补上篇, 继续写等式右侧的解析.
parseMaybeAssign
解析变量赋值中等式右边的语句.
首先使用parseMaybeConditional
解析出一个节点, 然后判断是否存在等号, 如果是, 则将operator设置为当前token值, 然后递归调用parseMaybeAssign
解析对应的node, 设置为right.
javascript
/**
* 解析 a = b; a += b; xxx -= xxxx;
* 同时兼容三元表达式a?b:c
* 解析时, 表达式支持逻辑运算符等
* @param {string | boolean} forInit
* @param {*} refDestructuringErrors
* @param {Function} afterLeftParse
* @returns
*/
pp.parseMaybeAssign = function(forInit, refDestructuringErrors, afterLeftParse) {
if (this.isContextual("yield")) {
if (this.inGenerator) return this.parseYield(forInit)
// The tokenizer will assume an expression is allowed after
// `yield`, but this isn't that kind of yield
else this.exprAllowed = false
}
...
let startPos = this.start, startLoc = this.startLoc
if (this.type === tt.parenL || this.type === tt.name) {
this.potentialArrowAt = this.start
this.potentialArrowInForAwait = forInit === "await"
}
let left = this.parseMaybeConditional(forInit, refDestructuringErrors)

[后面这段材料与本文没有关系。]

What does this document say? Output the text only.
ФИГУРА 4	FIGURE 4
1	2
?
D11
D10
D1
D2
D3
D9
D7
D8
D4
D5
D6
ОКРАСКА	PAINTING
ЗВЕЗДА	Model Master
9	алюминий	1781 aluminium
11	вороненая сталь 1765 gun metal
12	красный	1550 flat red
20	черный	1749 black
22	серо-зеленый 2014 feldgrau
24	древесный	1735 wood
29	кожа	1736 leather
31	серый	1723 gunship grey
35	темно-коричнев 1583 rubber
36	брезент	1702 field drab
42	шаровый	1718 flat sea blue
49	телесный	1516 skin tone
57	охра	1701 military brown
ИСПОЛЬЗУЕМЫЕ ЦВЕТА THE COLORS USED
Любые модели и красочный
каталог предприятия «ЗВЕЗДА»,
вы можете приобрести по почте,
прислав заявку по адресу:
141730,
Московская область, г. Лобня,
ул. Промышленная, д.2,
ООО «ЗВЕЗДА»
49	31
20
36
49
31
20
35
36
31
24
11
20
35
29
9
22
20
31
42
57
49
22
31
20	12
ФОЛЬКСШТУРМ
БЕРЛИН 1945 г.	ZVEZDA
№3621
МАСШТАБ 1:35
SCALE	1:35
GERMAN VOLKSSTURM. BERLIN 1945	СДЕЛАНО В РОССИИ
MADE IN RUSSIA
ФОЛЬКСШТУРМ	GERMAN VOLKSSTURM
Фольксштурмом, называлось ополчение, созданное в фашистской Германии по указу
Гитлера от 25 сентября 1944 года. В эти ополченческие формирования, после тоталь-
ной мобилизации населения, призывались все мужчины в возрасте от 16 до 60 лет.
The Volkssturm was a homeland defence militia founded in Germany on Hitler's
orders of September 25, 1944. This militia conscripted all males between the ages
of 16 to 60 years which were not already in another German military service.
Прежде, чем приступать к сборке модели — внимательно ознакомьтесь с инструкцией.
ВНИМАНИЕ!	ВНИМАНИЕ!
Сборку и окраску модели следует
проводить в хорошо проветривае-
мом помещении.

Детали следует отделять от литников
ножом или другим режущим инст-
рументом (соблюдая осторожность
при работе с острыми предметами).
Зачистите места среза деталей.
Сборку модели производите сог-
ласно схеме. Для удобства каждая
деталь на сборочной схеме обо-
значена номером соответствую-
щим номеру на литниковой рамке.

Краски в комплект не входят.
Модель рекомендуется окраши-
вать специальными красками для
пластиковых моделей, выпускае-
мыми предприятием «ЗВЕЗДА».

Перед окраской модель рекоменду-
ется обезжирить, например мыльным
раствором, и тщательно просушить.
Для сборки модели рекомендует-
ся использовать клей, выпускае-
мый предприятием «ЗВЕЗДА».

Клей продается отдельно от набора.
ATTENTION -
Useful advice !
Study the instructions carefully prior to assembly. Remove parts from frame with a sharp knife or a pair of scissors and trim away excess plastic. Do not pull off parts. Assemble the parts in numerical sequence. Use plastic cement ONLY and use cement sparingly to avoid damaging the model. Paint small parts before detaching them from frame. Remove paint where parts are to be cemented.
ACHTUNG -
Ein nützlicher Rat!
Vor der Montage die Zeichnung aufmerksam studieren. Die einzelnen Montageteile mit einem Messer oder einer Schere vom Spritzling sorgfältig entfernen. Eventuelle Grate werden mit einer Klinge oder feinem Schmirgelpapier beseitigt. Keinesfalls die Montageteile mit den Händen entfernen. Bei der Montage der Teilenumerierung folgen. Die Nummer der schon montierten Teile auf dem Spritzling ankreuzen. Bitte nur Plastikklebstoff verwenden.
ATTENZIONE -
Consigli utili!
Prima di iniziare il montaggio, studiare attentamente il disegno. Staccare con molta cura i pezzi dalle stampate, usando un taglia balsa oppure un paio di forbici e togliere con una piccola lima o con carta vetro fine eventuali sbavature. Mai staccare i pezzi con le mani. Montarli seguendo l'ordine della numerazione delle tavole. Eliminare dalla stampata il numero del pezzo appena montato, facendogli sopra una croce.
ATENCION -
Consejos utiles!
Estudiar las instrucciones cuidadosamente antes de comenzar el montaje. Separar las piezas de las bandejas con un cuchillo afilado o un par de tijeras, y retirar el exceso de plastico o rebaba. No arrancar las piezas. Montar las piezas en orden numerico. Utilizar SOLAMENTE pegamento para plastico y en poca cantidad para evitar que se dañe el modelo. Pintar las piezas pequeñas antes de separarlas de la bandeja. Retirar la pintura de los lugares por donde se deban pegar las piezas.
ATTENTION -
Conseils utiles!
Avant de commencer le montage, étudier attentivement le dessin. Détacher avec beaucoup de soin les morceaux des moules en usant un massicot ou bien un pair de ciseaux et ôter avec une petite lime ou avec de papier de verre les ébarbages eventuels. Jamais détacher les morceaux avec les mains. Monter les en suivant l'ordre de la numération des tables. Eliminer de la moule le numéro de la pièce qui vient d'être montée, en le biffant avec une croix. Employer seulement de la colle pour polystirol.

if (afterLeftParse) left = afterLeftParse.call(this, left, startPos, startLoc)
if (this.type.isAssign) {
let node = this.startNodeAt(startPos, startLoc)
node.operator = this.value
if (this.type === tt.eq)
left = this.toAssignable(left, false, refDestructuringErrors)
if (!ownDestructuringErrors) {
refDestructuringErrors.parenthesizedAssign = refDestructuringErrors.trailingComma = refDestructuringErrors.doubleProto = -1
}
if (refDestructuringErrors.shorthandAssign >= left.start)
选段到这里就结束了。